20 January 1939
All at Sea

The storm blew in before dawn, ice pellets attacking the caravan so that Audrey in her dreamy fog thought it was finally the war at her door. The sway of her home made her feel as though she were at sea, and she blamed her nausea on the wind and not on the tooth extraction she’d had three days ago. Too ill to eat, too tired to make tea, all she could do was stay in bed and listen to the world outside. She feared for the birds in this onslaught, hearing tree branches snap under the weight of ice.

From her window she saw ice forming in the eddy of the river, the water coursing through the floes like a snake following its prey. The wind through the conifers like a machine gathering strength.

She wished Frank would come to her. She would not say as much to him, but she needed him and this need frightened her. If he would just bring her tea, sit with her a while.

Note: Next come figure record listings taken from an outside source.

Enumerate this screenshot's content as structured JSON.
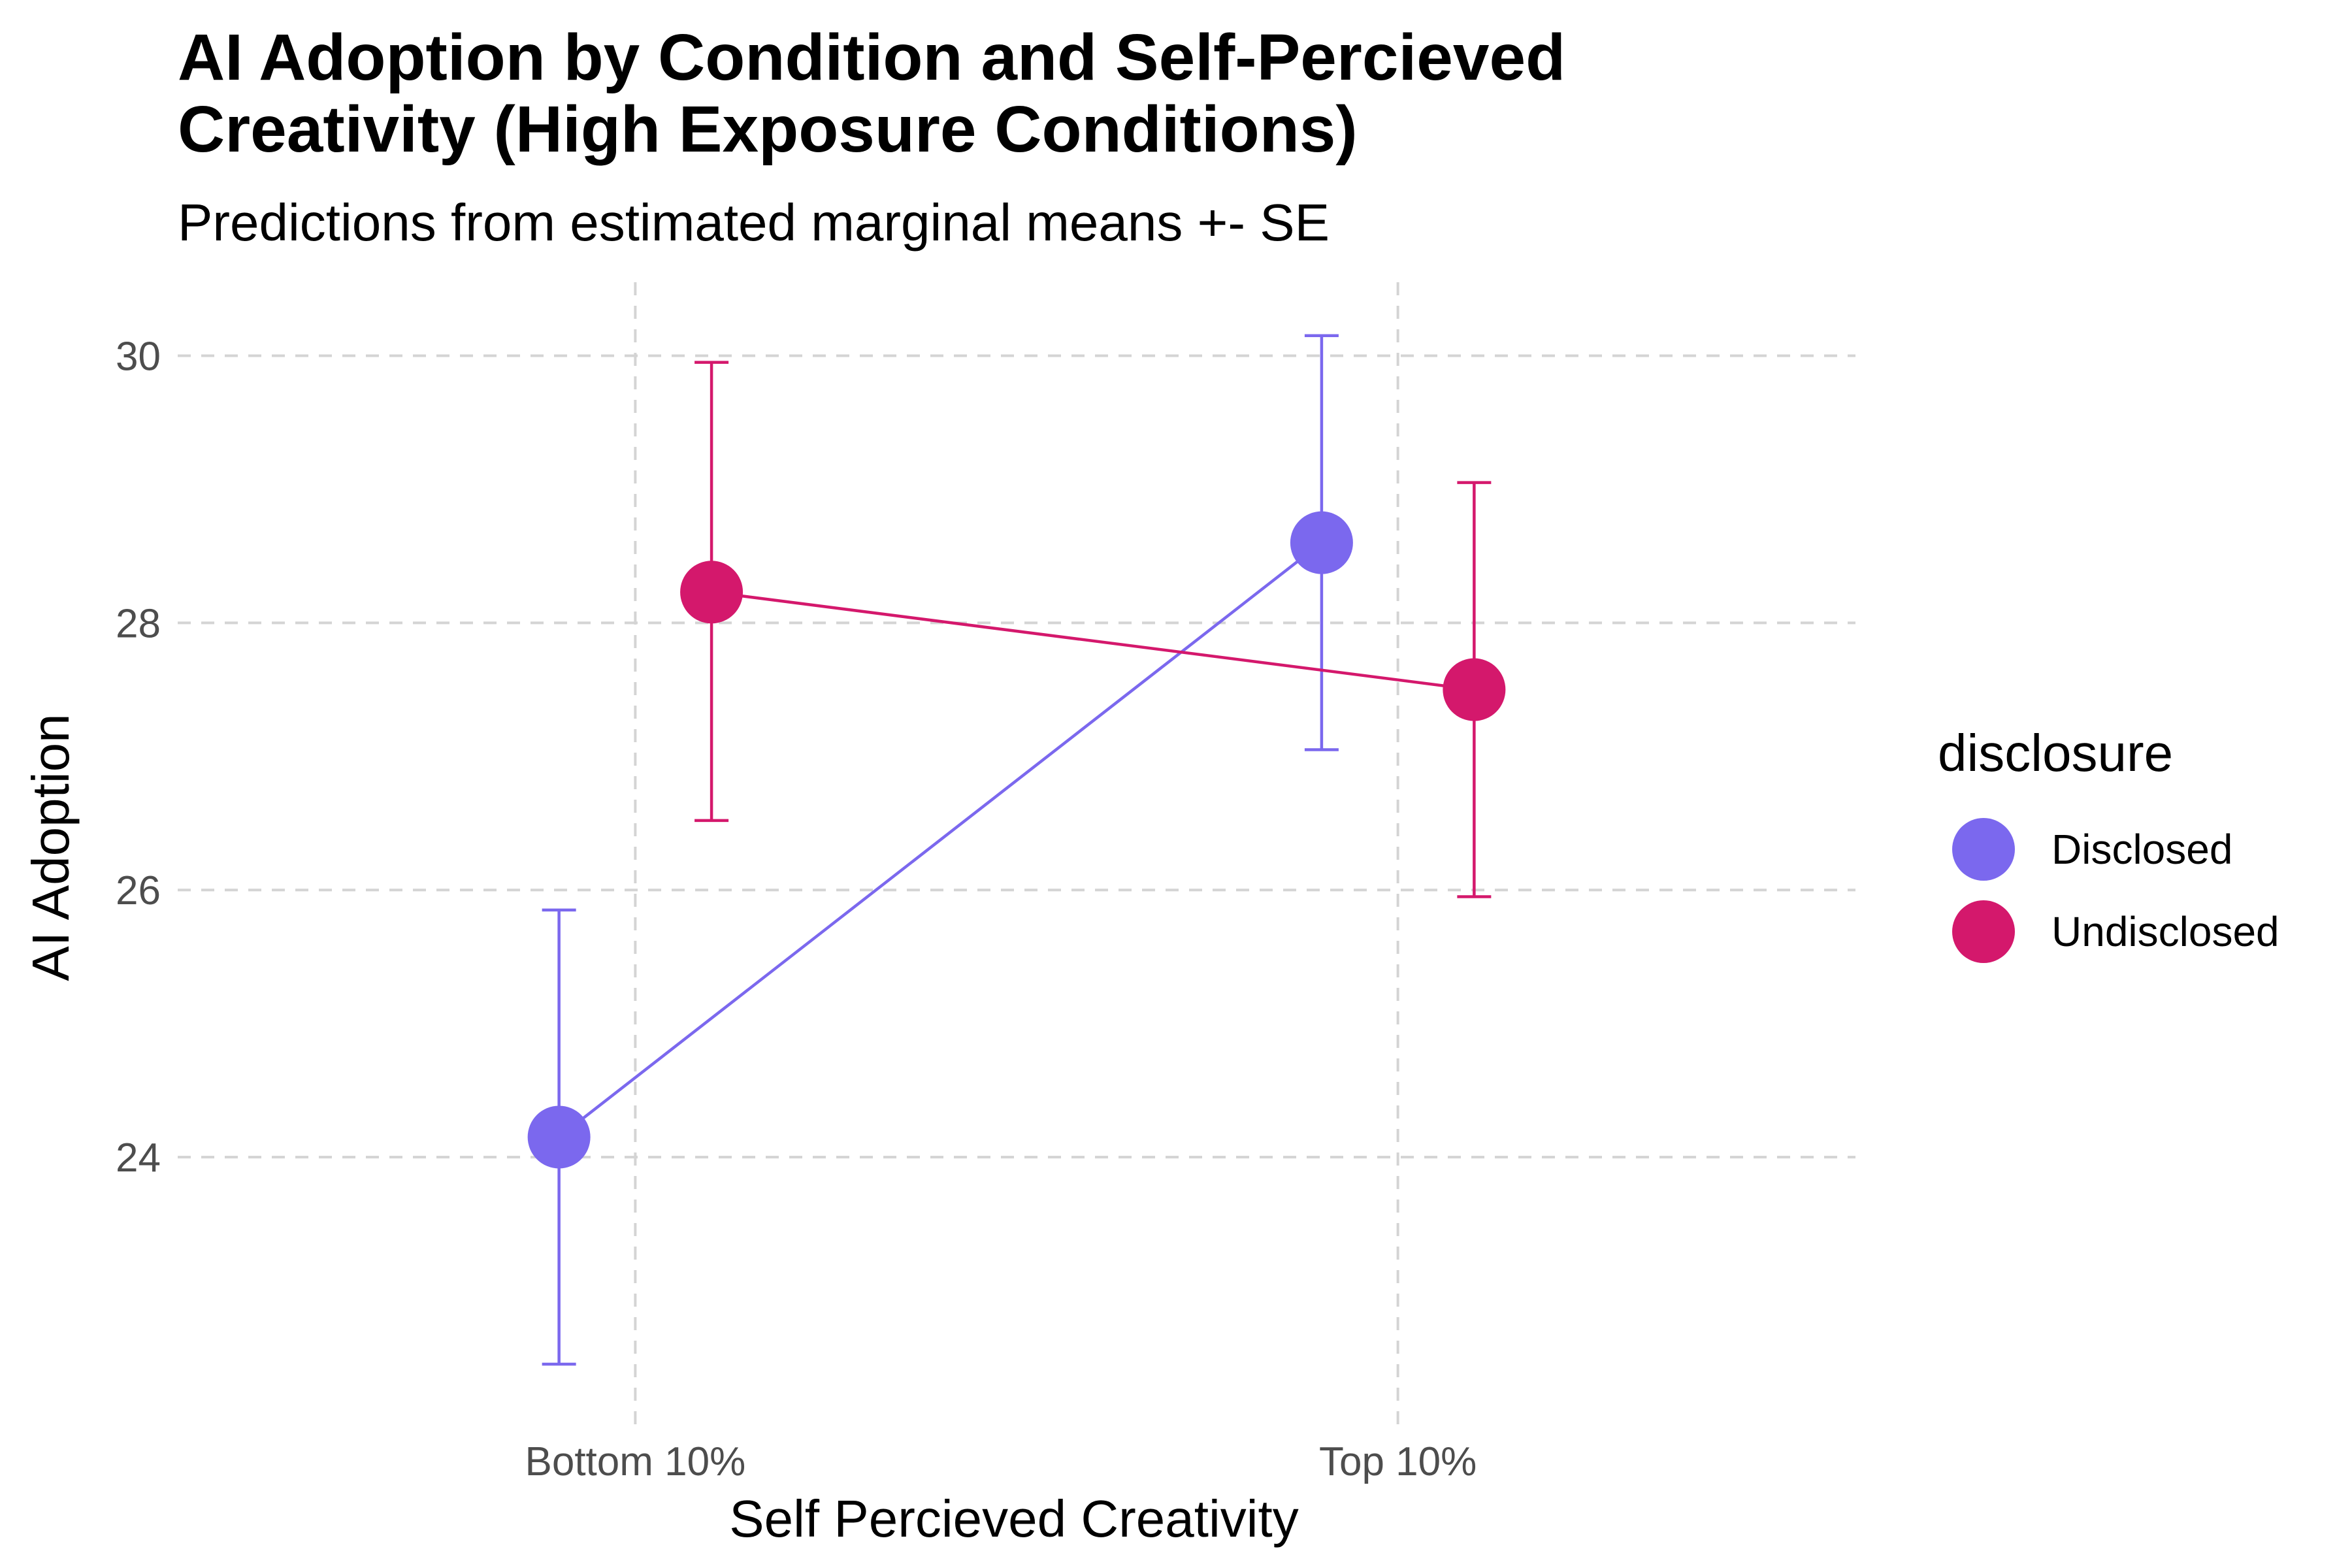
{
  "chart_data": {
    "type": "line",
    "title_lines": [
      "AI Adoption by Condition and Self-Percieved",
      "Creativity (High Exposure Conditions)"
    ],
    "subtitle": "Predictions from estimated marginal means +- SE",
    "xlabel": "Self Percieved Creativity",
    "ylabel": "AI Adoption",
    "categories": [
      "Bottom 10%",
      "Top 10%"
    ],
    "ylim": [
      22.0,
      30.55
    ],
    "yticks": [
      24,
      26,
      28,
      30
    ],
    "y_tick_labels": [
      "24",
      "26",
      "28",
      "30"
    ],
    "grid": true,
    "legend": {
      "title": "disclosure",
      "placement": "right"
    },
    "dodge": 0.2,
    "series": [
      {
        "name": "Disclosed",
        "color": "#7b68ee",
        "values": [
          24.15,
          28.6
        ],
        "se_low": [
          22.45,
          27.05
        ],
        "se_high": [
          25.85,
          30.15
        ]
      },
      {
        "name": "Undisclosed",
        "color": "#d4186c",
        "values": [
          28.23,
          27.5
        ],
        "se_low": [
          26.52,
          25.95
        ],
        "se_high": [
          29.95,
          29.05
        ]
      }
    ]
  }
}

Surely, he would worry, she thought. It had been two days since he’d checked on her.

She imagined the war arriving in the cover of night, taking out her world beyond the caravan. It was capable of doing that she knew, the insidious, heartless nature of it, capable of that and more.

She remembered hearing planes overhead, the relentless drone that came from some point beyond the trees working its way up to a roar as they came overhead. There may have been the sound of a gun, too. Had that been last night? Yesterday? Or was this a memory from long ago? The medication had made her drowsy, her thinking woolly. Her days and nights confused, a coasting in and out of consciousness.

Perhaps she had lived here too long.

In this enfeebled state she felt panic rise within her, so she pulled back the blankets, and sat up in the bed, only to collapse on one elbow from dizziness. Deep breath. Eyes closed. The world stopped moving, so she gingerly placed one foot then the other on the floor, checked for water in the kettle, and turned on the hob.

A branch clattered on the front landing. She needed to get up, get out. She could be crushed under the weight of a fallen tree. She pulled the nightgown over her head and caught sight of herself in the mirror, her skin the colour of cement, the exposure a shock as if she had never seen her own flesh. The musky scent of her body, like that of springtime soil. Ice rain tapped at her window, and a gust sent the caravan back to sea.

She couldn’t leave, she knew, not now with the weather holding her captive.

She made her tea and got back in bed to drift off again. When she awoke two hours later, she had no idea where she was.

Eyes held shut, the silence so pure that she felt she’d been transported to an inner sanctum, separate from all she knew. Then the cry of a wood pigeon and, with it, relief that she was indeed home and not relegated to an institution. She reached for the book she’d been reading and opened it up, but the words floated across the page, incomprehensible. In the presence of everything that held her to her bed, the weather, her fear, the pain of her tooth, she was left with a solitude that took her back to herself, restored in her all the reasons to be in the caravan, to be alone. She patted the blankets around her body and propped up a pillow. She peered through the curtains to see blazing sunshine.


The party. Was it just five days ago? The Carringtons’ anniversary, and Frank insisting they must go. She protested because she was privy to a history Frank would never know, of young Carrington, the idiot son of decent parents, a brash and entitled man whom Audrey knew only through the servant Elspeth.

She spotted him immediately, his swagger giving him away. He filled the room as though everyone was aware he needed more space than most. She could hardly bear to watch him talk to one guest then the next as if he had something pressing to share. She questioned her own moral compass in that moment. Was she a voyeur, was she accepting that, after all, what was done was done? She’d been curious, watching him, and keeping watch on him throughout the evening, knowing she was invisible to him. She behaved beautifully, had her full kit of charm on so that even Frank was under the impression she was enjoying herself. She sipped her sherry and felt her face burn with pain from the infected tooth, and when he finally came to her, introduced himself, she leaned into him so that he alone would hear her words.

“I’m sorry for your loss.”

He flashed back, half smiling, confusion washing over him, his mouth parted as if he might speak, but clearly unable to as his mind whizzed through a past that held too many stories of negligence, though hardly any amounting to loss in his mind. He would never know what she knew of the young woman he impregnated in the library that night, rape not a word he thought applied to him. He would never understand the desperation Elspeth felt when she came to Audrey, wild with worry, shame, horrified at a future that could see her on the streets. He would never understand the level of terror Elspeth felt when the hemorrhaging began, when life spilled out of her as a final punishment to the invasion she’d all but blamed herself for. I’m sorry for your loss.

This was her triumph, satisfying beyond the waving of placards, yet she was filled with a despair soon overwhelmed by pain as her tooth worsened, and Frank, rescuing her from the party, insisted they see a doctor immediately.